Since employers typically don’t have all the information needed to identify total household income, the IRS advises employers to base the affordability percentage on an employee’s gross wages.

Without tracking the affordability requirements, an employer risks the penalty for non-compliant coverage that kicks in when one full-time employee seeks coverage on an exchange and gets a subsidy for it. For Tax Year 2020, this penalty (aka the ACA tack hammer penalty) would be – before taxes – $321.67 a month per employee, times the number of employees who got subsidized coverage on an exchange. This amount is adjusted annually for inflation:

  • $270.00 / month for Tax Year 2016
  • $282.50 / month for Tax Year 2017
  • $290.00 / month for Tax Year 2018
  • $312.50 / month for Tax Year 2019
  • $321.67 / month for Tax Year 2020

By using a safe harbor calculation and documenting it on Line 16 of an employee’s Form 1095-C, an employer will not be liable for a penalty if that employee got subsidized coverage on an exchange and the subsequent return from the exchange shows that the subsidy was based on the employee’s household income.

Affordability test: W-2 Wages safe harbor

Affordability test: W-2 Wages safe harbor

The W-2 Wages safe harbor bases affordability on whether the worker’s premium contribution to the lowest-cost, minimum value, self-only coverage does not exceed 9.78% (for 2020) of wages reported on Form W-2 Box 1 for the calendar year. (In the final regulations, the IRS rejected adding back in wages due to salary reduction elections under a Section 401(k) plan or a cafeteria plan under Section 125.)

Without referencing total household income, the W-2 safe harbor sets the employee’s contribution amount based on their wages. The employee contribution to the actual employer expense for providing the coverage is not capped.
However, this safe harbor isn’t tied to a minimum number of hours worked.
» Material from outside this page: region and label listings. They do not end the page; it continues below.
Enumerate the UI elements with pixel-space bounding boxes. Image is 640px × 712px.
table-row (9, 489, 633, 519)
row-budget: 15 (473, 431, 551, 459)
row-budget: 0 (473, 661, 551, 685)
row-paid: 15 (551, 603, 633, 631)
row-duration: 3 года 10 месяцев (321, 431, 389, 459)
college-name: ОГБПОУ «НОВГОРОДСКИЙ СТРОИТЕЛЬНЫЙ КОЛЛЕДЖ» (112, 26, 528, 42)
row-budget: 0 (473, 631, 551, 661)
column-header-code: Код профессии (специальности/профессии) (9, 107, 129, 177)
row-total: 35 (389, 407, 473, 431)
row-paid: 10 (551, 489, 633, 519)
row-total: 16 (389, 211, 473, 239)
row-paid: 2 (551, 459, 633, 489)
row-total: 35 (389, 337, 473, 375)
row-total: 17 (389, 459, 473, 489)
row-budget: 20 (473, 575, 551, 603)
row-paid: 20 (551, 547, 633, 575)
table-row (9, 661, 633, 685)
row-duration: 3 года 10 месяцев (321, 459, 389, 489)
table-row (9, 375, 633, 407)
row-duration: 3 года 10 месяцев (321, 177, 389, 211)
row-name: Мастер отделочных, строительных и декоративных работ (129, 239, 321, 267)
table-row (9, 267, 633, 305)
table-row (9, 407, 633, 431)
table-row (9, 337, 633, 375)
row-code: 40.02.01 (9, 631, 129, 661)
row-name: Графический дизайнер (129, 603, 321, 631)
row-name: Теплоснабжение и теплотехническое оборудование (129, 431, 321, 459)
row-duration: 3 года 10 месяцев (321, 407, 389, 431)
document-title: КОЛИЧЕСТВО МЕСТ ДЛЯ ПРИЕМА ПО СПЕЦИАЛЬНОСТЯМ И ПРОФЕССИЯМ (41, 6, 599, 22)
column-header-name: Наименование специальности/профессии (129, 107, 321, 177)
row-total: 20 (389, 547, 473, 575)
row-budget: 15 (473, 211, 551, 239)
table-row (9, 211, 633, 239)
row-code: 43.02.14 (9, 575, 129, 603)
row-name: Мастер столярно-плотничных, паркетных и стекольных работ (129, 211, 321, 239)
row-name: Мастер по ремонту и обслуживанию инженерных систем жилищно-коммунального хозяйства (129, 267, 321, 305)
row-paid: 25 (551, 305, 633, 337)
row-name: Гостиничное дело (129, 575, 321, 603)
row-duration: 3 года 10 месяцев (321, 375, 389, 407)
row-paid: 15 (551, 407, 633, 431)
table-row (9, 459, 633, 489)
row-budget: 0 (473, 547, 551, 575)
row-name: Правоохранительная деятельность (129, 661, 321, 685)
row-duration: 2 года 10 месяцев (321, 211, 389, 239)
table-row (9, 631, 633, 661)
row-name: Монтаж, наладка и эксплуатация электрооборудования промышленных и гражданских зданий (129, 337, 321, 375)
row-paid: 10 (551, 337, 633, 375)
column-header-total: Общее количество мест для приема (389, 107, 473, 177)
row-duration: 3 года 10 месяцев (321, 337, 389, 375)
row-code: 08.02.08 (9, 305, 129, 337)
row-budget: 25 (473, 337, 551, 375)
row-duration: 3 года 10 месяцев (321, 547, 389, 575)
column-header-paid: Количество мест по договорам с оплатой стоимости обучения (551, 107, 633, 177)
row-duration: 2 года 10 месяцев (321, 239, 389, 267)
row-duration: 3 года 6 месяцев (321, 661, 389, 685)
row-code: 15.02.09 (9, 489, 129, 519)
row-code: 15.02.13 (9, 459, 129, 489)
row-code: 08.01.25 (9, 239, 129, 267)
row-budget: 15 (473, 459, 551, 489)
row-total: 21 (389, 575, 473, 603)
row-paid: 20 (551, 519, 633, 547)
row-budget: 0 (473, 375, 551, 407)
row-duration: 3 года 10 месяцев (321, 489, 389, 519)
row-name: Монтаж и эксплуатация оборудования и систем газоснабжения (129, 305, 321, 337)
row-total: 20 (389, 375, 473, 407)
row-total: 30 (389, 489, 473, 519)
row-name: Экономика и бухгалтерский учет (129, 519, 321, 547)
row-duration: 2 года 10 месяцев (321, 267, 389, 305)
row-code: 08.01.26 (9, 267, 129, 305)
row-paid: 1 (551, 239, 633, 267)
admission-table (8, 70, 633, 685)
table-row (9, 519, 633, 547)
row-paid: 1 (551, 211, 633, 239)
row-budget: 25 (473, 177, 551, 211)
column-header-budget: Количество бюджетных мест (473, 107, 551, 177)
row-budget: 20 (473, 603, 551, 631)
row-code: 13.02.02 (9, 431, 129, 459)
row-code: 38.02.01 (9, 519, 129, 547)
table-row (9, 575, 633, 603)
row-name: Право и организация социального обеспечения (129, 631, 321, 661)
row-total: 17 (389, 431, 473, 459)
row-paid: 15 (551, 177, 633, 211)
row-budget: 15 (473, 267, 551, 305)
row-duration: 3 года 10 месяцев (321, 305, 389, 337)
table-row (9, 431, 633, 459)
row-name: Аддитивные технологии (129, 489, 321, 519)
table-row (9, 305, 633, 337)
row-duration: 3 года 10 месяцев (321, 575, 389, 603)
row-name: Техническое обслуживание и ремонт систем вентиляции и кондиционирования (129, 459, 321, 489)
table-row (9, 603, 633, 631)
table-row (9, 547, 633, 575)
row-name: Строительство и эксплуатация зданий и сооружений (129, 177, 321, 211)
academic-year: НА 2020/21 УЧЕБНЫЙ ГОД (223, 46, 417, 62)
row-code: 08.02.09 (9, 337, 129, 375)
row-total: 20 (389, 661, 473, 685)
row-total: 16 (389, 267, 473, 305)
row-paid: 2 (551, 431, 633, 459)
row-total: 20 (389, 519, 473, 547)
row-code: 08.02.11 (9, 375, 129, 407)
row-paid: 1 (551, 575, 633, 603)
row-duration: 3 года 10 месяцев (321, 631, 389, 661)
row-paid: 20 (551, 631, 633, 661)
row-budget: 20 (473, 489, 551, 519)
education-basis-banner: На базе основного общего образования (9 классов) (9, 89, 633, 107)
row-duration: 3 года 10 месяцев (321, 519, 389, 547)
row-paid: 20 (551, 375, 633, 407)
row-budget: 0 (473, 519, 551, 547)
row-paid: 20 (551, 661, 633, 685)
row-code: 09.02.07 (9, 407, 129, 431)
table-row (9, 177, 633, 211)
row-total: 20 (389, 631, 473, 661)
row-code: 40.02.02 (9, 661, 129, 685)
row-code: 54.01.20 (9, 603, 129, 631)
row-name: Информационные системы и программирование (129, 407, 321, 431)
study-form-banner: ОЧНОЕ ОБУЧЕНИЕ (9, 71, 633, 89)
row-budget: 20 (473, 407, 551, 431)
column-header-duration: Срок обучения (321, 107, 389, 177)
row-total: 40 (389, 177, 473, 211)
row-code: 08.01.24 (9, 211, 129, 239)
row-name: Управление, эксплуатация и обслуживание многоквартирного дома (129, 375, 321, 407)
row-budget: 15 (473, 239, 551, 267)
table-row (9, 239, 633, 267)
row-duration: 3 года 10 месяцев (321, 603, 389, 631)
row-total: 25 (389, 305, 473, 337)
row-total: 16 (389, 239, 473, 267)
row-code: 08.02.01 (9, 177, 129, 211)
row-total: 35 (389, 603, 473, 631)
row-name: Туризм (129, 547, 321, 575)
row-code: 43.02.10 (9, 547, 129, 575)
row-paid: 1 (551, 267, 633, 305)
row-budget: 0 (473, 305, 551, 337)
If an employee works fewer hours, the organization would have to pay more of the plan’s cost.

To make this a bit easier:

  • The employer using the W-2 safe harbor may set each employee’s cost for self-only coverage at 9.78% (for 2020) of W-2 Box 1 wages for the month and then set a monthly maximum.
  • Doing so will ensure the employee’s contribution stays affordable for lower-paid workers, while higher-paid workers are not charged excessively.
  • However, setting a monthly maximum is not mandatory as there is no relationship between the maximum an employee can be expected to contribute to their self only coverage, and the actual cost the employer has in providing that coverage. The company’s dollar amount or percentage must be consistent throughout the calendar or plan year.

If an employer elects to set a maximum deduction per month, there may be a downside. When employees’ wages fluctuate, they could reach the maximum in one pay period but not earn enough in another pay period to cover their share of the plan cost. Thus, setting up this deduction as a percentage of wages may be the safest tack, allowing you to pick which pay codes to use; it will also not be affected by TSA deductions.